その場合には都独自で協力金を出すことはできるだけの財源の確保はできるのでしょうか、見解を伺います。

答弁3

・今回の補正予算編成後におけるR3末の財政調整基金残高見込みは1,953億円。
・協力金の支給に当たっては、引き続き国が全面的に財政措置を図るべき
こうした観点から、今後とも必要な財源の確保に努めながら、コロナ対策を着実に実施

意見:厳しい財政状況にあっても財政出動せざるを得ないときがあり、今後もそうした事態に陥らないとも限りません。国に要請をしつつも、都としても財源の確保をしておく必要があります。

問4:財政調整基金は幅広い用途に使えるため使いやすいのですが、そのためにコロナ対策として真っ先に支出につかわれ大幅に減りました。コロナで状況が大きく変わったため、あらためて基金の活用についても見直さなければならないこともあります。
今後、他の基金で活用が可能なものはどのくらいあるのでしょうか。他の目的の基金を安易に転用してよいとは思いませんが、緊急時に備えてある程度使える状況にしておくことも必要ではないかと考えますが見解を伺います。

答弁4

・例えば、コロナ対策に福祉先進都市実現基金を積極的に活用しており、当基金のR3末残高見込みは809億円
・一方、都財政は、コロナ対策はもとより、多くの財政需要に対応することが求められている
・今後、喫緊の課題に的確に対処するとともに、都政が取り組む重要課題について、特定目的基金を貴重な財源として最大限活用

意見:財政調整基金が使いやすいとはいえ、それ以外には福祉先進都市実現基金を活用するなど、特定の分野に偏った活用になってしまいます。しかし、都財政として危機的な状況ですから、コロナが収束した後の都政を考えると、極端に特定の基金だけが減ってしまわないよう、全体の基金のバランスのあるべき姿を見据えた配分をしておくことも重要です。福祉先進都市実現基金が減ったことで福祉施策が遅れてしまうことがないようにしなければなりません。必要があれば、他の基金も含め、元々積み立てた方針はあるのですが、都の財政全体を見直す中で、再検討することも必要です。
基金については活用しやすくすることも重要ですし、基金のあるべきバランスを考慮して配分していただくことを求めます。

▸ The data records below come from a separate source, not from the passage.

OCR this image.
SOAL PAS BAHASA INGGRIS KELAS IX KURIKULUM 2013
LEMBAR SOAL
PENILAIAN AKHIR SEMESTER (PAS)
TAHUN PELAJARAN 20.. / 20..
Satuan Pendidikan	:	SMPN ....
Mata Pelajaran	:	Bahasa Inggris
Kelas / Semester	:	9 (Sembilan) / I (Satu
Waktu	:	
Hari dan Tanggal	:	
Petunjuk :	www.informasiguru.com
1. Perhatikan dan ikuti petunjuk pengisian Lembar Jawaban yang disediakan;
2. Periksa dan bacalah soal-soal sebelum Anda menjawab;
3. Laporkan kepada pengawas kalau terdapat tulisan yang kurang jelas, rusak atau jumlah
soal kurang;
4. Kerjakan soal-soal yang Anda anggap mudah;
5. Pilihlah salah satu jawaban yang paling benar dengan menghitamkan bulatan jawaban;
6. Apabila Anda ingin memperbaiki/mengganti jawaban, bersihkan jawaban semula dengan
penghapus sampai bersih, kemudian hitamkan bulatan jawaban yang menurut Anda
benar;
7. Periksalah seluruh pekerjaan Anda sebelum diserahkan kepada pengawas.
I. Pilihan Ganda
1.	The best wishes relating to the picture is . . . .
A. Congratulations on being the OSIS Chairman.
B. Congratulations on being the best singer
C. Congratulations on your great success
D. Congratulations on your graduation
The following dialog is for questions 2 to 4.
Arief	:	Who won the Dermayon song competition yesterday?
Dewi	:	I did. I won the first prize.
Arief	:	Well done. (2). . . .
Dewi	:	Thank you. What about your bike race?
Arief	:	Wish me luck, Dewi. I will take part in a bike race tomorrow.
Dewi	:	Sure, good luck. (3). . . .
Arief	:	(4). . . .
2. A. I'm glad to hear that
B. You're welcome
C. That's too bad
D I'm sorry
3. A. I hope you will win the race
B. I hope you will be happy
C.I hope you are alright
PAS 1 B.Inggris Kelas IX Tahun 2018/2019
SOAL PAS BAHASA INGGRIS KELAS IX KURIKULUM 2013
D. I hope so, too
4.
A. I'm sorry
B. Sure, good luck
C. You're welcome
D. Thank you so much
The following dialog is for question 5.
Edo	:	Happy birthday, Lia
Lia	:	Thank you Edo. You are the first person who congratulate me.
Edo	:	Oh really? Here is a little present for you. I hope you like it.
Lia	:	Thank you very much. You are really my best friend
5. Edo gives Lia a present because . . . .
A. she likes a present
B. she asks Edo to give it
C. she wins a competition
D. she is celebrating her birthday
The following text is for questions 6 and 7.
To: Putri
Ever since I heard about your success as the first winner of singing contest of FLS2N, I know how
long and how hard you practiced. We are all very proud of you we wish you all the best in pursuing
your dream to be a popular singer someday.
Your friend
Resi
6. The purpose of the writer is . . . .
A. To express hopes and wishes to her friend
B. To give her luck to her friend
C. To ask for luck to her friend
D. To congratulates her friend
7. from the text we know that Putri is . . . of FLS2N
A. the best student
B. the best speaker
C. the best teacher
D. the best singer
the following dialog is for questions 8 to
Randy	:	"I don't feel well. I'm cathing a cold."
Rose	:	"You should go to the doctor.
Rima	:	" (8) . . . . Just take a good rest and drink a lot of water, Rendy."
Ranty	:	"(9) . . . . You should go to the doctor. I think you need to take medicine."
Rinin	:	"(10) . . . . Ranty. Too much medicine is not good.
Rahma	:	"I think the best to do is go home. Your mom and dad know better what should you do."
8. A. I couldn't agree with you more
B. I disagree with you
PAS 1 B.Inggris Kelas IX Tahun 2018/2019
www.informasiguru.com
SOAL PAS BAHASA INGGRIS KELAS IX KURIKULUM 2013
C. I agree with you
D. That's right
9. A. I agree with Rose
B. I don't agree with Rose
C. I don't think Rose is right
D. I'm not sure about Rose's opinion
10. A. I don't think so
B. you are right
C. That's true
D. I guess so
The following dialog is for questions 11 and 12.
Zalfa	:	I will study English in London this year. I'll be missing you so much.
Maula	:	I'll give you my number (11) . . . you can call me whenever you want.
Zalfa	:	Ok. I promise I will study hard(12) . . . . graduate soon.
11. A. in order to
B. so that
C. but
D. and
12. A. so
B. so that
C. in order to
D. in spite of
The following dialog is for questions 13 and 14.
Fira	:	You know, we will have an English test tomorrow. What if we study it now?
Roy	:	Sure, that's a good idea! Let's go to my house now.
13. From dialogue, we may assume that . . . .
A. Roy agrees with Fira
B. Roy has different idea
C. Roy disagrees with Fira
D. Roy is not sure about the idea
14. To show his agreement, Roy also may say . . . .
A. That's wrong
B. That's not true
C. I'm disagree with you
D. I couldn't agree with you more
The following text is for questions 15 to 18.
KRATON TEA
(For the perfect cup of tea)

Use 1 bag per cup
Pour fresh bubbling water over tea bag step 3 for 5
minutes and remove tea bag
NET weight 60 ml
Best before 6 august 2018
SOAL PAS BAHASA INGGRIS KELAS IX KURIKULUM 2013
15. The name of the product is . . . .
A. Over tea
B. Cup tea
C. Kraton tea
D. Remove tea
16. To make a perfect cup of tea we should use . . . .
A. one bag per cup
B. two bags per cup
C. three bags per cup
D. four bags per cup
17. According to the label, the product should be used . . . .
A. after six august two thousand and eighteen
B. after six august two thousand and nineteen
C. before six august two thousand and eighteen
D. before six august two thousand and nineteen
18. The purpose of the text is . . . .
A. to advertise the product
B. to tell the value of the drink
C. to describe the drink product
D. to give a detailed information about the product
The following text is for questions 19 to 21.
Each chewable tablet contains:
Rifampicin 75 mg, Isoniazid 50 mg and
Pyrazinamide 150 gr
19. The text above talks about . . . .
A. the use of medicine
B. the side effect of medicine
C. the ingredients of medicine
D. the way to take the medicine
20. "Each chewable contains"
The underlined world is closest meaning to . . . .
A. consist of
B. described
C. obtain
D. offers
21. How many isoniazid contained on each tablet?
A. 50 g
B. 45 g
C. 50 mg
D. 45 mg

問5:今回の補正予算は、リバウンドの防止でもあり、それは第6波への備えとも言えます。
波の大きさの想定は総務局や福祉保健局の担当かもしれませんが、財政当局としても、どのような大きな波が来るかによってどのくらいの財源を確保するべきか問われてきます。
事業局とも情報共有し、今後のコロナ対策の財政見通しを立て財源確保をすべきですが見解を伺います。

答弁5

・今月17日に発表した補正予算案においては、医療提供体制の確保に向けて災害級の感染状況にも対応し得る最大限のレベルで年度末までの予算を措置
・こうしたコロナ対策を講じていくため、財政対応力を堅持
・ 今後とも各局と連携し、必要なコロナ対策を迅速に講じることができるよう、財政運営を実施

意見:コロナが始まり1年半経過し、まだまだ先は読めず、2~3年かかるという専門家の意見もあります。予想は立てにくいとはいえ、短期から長期までの時期、感染状況の軽重などいくつかの想定をすることはできると思います。コロナが始まる前の想定外であった状況ではないので、できる限りの想定をして備えていただきたいと思います。

問6:仮に10月24日に、リバウンド防止措置期間が延長される場合には、再度、協力金の補正予算が組まれることになると思います。
その場合には専決処分ではなく臨時議会を開いて議会での審議を求めるべきだと考えますが、見解を伺います。

答弁6

・今後とも、コロナ対策に当たっては、その時々の状況を踏まえながら、時機を逸することなく適切に対応

まとめ:今回は定例会の会期中だったので当然、専決処分はできませんでしたが、都議選後の議会構成が変わってからも専決処分が行われたのは極めて残念なことです。今回のリバウンド防止措置期間は10月24日までなので、仮に延長による再度の補正予算ということになれば、時期はもうわかっているはずなので、突然のことで議会を開く時間がないということはないはずです。感染が広がらず延長しなくてもよいことを願っていますが、万一、延長ということになった場合には専決処分にせず、必ず議会を開くことを強く求めて質問を終わります。